Kids showing off their animals is one of the key events at Franklin County County Field Days, which has been canceled for this year.

HIGHGATE – Organizers have opted to cancel this year’s Franklin County Field Days, citing public health and safety concerns related to the ongoing spread of COVID-19.

The festival’s organizers announced the cancellation in a social media post Tuesday, thanking the public for their “patience as we navigate this uncharted territory” before announcing that “it is with a heavy heart that we announce we will be canceling our 2020 Franklin County Field Days fair.”

“Every year, we all look forward to showcasing the agriculture and hardworking people who make Franklin County a great place to live, work, and play,” the message said. “However, after careful thought and consideration, we feel it is critical to protect the health and safety of our beloved community.”

Franklin County Field Days, the annual days-long festival drawing tens of thousands to the property ringing the Franklin County State Airport in Highgate every summer, is far from being the only event cancelled amid the COVID-19 pandemic.

Last Friday, Gov. Phil Scott announced his emergency declaration over the spread of COVID-19 had been amended to include the cancellation of all large outdoor festivals and field days due to the difficulty of maintaining social distancing guidelines in larger gatherings.

“Even with the steps we’ve taken, the reality is that we’re still far from being back to normal,” Scott told reporters Friday. “While I’ve tried to avoid getting too far ahead of our data, I understand… the reality that we’re just not ready for large, unstructured events with hundreds – if not thousands – of people coming into one area without control and the ability to physically separate.”

Even before Scott’s announcement Friday, larger events coloring summers in Northwest Vermont had opted to close over public health concerns related to COVID-19, with the Vermont Dairy Festival announcing the June event’s cancellation in March over fears their event could help spread the disease.

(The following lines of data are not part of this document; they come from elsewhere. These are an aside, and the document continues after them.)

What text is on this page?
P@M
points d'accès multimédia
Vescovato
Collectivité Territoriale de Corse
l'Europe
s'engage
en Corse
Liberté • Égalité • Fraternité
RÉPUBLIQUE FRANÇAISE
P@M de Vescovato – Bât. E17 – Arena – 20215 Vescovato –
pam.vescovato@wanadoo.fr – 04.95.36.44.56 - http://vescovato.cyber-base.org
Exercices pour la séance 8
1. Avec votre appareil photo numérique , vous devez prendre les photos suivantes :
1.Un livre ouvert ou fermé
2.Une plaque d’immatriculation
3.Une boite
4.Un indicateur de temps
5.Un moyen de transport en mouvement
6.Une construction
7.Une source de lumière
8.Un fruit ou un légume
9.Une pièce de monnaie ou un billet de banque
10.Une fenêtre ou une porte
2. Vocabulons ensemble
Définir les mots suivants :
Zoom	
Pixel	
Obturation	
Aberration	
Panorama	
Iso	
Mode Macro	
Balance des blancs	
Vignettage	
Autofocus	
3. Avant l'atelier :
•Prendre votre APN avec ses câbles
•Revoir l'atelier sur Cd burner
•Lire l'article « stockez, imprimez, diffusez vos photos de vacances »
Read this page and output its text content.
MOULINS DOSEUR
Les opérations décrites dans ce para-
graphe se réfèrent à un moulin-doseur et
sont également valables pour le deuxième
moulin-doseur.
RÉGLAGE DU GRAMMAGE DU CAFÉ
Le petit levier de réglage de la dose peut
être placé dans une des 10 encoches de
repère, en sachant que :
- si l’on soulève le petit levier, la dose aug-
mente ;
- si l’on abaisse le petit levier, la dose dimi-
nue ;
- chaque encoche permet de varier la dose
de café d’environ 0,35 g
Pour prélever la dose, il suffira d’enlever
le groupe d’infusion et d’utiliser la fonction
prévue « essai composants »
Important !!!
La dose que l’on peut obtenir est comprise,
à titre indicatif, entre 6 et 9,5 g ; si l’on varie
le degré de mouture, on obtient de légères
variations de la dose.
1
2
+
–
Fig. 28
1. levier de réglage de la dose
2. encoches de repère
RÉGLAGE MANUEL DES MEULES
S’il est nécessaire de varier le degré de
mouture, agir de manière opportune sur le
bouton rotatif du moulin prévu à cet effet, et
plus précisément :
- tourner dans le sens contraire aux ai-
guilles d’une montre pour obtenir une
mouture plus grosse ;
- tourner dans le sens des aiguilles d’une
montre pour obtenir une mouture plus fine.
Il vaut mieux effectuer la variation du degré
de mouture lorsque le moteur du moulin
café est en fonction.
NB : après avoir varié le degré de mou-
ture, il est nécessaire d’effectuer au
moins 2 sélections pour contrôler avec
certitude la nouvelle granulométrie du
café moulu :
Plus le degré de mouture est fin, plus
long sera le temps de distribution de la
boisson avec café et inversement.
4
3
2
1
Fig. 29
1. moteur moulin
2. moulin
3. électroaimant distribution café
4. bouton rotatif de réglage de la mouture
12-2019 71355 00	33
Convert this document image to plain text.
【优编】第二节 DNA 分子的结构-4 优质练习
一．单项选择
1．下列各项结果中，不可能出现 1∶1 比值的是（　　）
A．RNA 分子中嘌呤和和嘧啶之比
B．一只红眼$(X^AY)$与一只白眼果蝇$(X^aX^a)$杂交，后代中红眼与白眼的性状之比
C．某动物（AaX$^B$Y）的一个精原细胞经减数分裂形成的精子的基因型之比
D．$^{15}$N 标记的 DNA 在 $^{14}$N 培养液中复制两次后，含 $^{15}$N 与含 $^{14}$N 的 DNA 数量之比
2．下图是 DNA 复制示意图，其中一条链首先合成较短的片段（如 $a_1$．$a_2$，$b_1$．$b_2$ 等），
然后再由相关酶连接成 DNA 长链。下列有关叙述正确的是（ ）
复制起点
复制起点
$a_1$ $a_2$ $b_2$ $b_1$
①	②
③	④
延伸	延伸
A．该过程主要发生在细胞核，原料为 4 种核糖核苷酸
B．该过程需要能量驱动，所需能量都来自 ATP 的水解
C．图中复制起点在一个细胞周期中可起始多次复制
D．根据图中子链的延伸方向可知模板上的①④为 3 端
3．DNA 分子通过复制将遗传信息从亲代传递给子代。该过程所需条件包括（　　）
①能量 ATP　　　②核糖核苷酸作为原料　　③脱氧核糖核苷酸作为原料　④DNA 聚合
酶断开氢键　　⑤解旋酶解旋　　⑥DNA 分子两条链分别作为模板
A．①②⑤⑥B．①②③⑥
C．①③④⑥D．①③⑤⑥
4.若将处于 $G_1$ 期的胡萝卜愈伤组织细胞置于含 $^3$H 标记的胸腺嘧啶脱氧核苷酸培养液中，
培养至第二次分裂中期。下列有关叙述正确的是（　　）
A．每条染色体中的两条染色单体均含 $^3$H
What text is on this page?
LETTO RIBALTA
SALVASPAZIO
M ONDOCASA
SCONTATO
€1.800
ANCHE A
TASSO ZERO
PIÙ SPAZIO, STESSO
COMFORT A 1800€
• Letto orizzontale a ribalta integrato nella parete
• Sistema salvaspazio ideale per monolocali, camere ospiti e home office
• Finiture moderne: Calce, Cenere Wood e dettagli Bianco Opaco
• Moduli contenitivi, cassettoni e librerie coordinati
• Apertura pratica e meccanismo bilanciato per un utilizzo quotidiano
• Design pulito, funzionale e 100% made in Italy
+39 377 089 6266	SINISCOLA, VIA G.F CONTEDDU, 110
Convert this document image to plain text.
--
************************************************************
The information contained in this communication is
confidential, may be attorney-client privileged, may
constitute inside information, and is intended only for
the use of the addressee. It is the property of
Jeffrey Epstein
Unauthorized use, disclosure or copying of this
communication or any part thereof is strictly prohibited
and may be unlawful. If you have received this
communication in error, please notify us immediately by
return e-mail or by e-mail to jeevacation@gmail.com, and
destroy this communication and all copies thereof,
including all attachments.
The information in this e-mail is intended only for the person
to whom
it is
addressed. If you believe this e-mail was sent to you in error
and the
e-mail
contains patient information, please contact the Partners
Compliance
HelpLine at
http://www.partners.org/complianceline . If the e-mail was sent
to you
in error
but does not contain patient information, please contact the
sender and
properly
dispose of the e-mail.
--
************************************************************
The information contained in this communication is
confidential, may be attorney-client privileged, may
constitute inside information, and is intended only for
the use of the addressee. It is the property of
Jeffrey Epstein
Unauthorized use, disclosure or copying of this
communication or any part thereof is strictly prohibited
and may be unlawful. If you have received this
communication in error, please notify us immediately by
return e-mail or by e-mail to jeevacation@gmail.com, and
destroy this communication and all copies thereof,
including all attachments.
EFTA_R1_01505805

The cancellation of the Vermont Dairy Festival was later followed by the announced postponement of the Great Race and Bay Day events in St. Albans Town and the cancellation of the Celebrate Lake Carmi events that draw people to the shores of Lake Carmi in Franklin every July.

Standing gubernatorial orders have limited public gatherings to no more than 10 people at a given time, though Scott has hinted those limitations could be lifted to allow for gatherings of up to 25 people by the start of June.

COVID-19 is an easily transmitted respiratory disease that, while mild for most, can result in serious and potentially life-threatening illness for some of those infected.

Since it was first identified in Vermont in March, 971 people have tested positive for the virus in Vermont and 54 have died due to complications of the disease, according to Vermont’s health department.

Other major outdoor events, including the Champlain Valley Fair, have announced their cancellations this year in the wake of Scott’s amended order.

In their post Tuesday, organizers for the Franklin County Field Days thanked the businesses, farmers and crafters supporting the fair every year and promised to return in 2021.

“We extend our continued support and gratitude to our community of business owners, farmers, sugar makers, crafters, manufacturers, vendors and many more,” their message read. “We look forward to seeing you all next year!”